2) The impact of sedimentation on reservoir physical properties is as follows: larger clastic particle size and lower matrix content lead to better reservoir physical properties; the subaqueous distributary channel microfacies in the delta front subfacies has the best physical properties and significantly better oil-bearing property than other microfacies, with a relatively wide distribution, serving as a favorable sedimentary site for reservoir formation; the mouth bar and beach bar microfacies have relatively poor physical properties and oil-bearing property; the interdistributary bay microfacies is mostly argillaceous deposits, making it difficult to form reservoirs.
3) The impact of diagenesis on reservoir physical properties is mainly reflected in: compaction makes it difficult to preserve primary pores; carbonate cementation and clay mineral cementation in the cementation process lead to the almost complete disappearance of primary pores; although siliceous cementation reduces reservoir physical properties, it can also reduce the damage of compaction to reservoir physical properties to a certain extent, exerting a dual effect on reservoir physical properties. Secondary dissolution is the main way to increase pores in the later stage, but its limited intensity cannot completely change the medium-low porosity and low permeability characteristics of the reservoir. Therefore, compaction, carbonate cementation, and clay mineral cementation are the main factors leading to low permeability of the reservoir in this area; the subaqueous distributary channel microfacies and carbonate dissolution facies zone are favorable areas for reservoir development, serving as preferred targets for future adjustment well targeting.
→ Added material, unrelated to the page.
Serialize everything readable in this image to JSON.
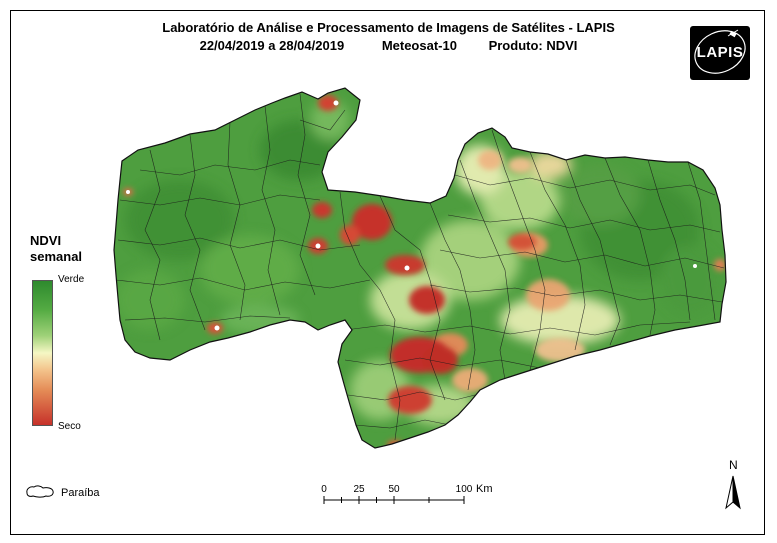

Furthermore, the distribution pattern of subaqueous distributary channels should be taken into account in hydraulic fracturing design.
Appendix
Plate I
Explanation of Plate I: (a) Well X-5, 3334.80 m, sparry calcite cementation; (b) Well X-5, 3341.23 m, developed dissolution fractures; (c) Well X-B4, 3738.4 m, suture contact of clastic particles, (−) 10 × 10; (d) Well X-B4, 3733.6 m, bent deformation of biotite, (−) 10 × 10; (e) Well X-A13, 3367.12 m, intergranular argillaceous calcite cementation; (f) Well X-4, 3482.53 m, quartz overgrowth; (g) Well X-5, 3345.33 m, quartz overgrowth presenting as euhedral crystals; (h) Well X-5, 3341.84 m, flaky kaolinite in bundled aggregates attached to particle surfaces, with kaolinite transforming into flaky illite; (i) Well X-B4, 3723.20 m, hair-like illite; (j) Well X-B4, 3727.0 m, flaky illite dividing intergranular pores in a pore-bridging manner; (k) Well X-B4, 3738.4 m, intragranular pores formed by feldspar dissolution, (−) 10 × 10; (l) Well X-B4, 3731.90 m, (−) 10 × 10, developed primary pores, mixed pores and secondary pores, with mixed pores as the dominant type.